法華狼の日記

他名義は“ほっけ”等。主な話題は、アニメやネットや歴史認識の感想。ときどき著名人は敬称略。

もう柳沼和良氏については、いつ周知されるかという時間の問題ではあった

わざわざ英文を付記*1してツイートしたホロコースト否定論が国外で批判的に報じられ*2、いくつかのアニメ関連企業も声明を出している。
Crunchyroll Parent Ellation Posts Statement About Recovery of an MMO Junkie Director Kazuyoshi Yaginuma - Interest - Anime News Network

Crunchyroll's parent company Ellation posted a statement on Twitter on Friday regarding Anime News Network's recent report about controversial statements made by Recovery of an MMO Junkie anime director Kazuyoshi Yaginuma.

当社作品の監督名義によるSNS上での一連の発言につきまして | Signal-MD

(1) 同氏は、当社の従業員ではないこと
(2) 報じられている一連の発言が同氏自身によるものであったと仮定した場合であっても、一連の発言について、当社は「ネト充のススメ」の監督として発言されたものではないと認識していること
(3) 当社は、反ユダヤ主義を含む、いかなる民族的、歴史的差別又はそれらを支援、助長する活動を一切支持したことはなく、かつ、将来に向けても支持しないこと
当社は、今後も「感動する作品や、楽しめる作品を創り続ける」ことを理念とし、多くの視聴者に感動を与え、また、クライアントに満足していただける作品創りに努めてまいります。


ちなみに、以前からtwitterでの痛々しい発言は知られている人には知られていた。

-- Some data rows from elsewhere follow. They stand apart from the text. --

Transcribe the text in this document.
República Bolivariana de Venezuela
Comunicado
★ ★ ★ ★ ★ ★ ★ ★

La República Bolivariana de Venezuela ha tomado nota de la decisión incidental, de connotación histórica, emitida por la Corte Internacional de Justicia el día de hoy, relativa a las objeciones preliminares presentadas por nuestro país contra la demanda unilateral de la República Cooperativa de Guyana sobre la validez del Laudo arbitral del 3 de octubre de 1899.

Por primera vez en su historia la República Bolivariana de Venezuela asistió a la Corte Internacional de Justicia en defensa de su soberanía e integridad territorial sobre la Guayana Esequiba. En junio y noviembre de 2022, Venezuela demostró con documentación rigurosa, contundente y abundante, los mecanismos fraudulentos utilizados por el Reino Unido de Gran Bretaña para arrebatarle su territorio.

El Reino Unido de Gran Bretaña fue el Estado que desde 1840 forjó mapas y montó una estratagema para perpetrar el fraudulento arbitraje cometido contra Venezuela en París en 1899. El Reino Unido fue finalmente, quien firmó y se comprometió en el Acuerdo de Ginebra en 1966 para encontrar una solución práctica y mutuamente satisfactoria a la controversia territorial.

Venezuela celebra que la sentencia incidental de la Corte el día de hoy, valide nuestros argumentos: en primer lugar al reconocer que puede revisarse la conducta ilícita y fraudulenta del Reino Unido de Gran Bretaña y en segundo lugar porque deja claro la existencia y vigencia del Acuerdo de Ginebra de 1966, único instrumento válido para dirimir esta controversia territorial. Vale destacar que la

アニメーターとしての作風も、技術先行を嫌う本人の発言に反して、良くも悪くもアーティスティックなところがあった。
あまりにも陰謀論者として深みにはまりすぎていて、社会にはびこる愛国デマを半信半疑ゆえに半分加担するタイプというより、陰謀論が反体制にまでつながって国粋主義者からも切断処理されるタイプだった。著名人でいうとベンジャミン・フルフォード氏が近いだろうか。
過去のツイートの述懐を見ると、入り口は『NHKスペシャル』の「JAPANデビュー」だったそうだが、述懐した時点ではそれを懐疑していた。今件を見ても懐疑したからといって引き返せたわけではなく、さらに懐疑の深みにはまっていたというわけだ。

むしろ『ネト充のススメ』がクセのない穏やかな仕上がりだったことは、以前から柳沼氏を知っている人には意外性をもって受け止められていた感すらあった。


ひとりの演出家やアニメーターとしての参加にとどまらず、作品を統括する監督の立場になったからには、せめてこの機会にきっちり詰められてほしい。
それと同時に、柳沼氏の背景がどうであれ*3、自己の選択の結果として批判されるべきと考えつつ、それを止めるどころか加速させた社会の問題を思っている。
そしてホロコースト否定論という国外問題にまで発展しなければ、このように問題視できなかった社会の問題を思っている。たぶん「JAPANデビュー」への批判だけならば、日本のインターネットでは批判よりも賛同がまさったことだろう。

*1:こちらのはてなブックマークで、id:segawashin氏がグーグル翻訳を用いていると指摘しており、確認するとそのとおりだった。つまり既存の英文の引きうつしではないということ。はてなブックマーク - 【悲報】日本のアニメ監督がナチス礼賛、ホロコーストやアンネの日記は捏造と海外向けにツイートし炎上 : ユルクヤル、外国人から見た世界

*2:'Recovery Of An MMO Junkie' Director Under Fire For Anti-Semitic Tweets

*3:判断力が落ちる状況になったからといって、必ず陰謀論にはまるわけでも、国粋主義者になるわけでもない。間違ったことを選択した人格があることを否定してはならないと思う。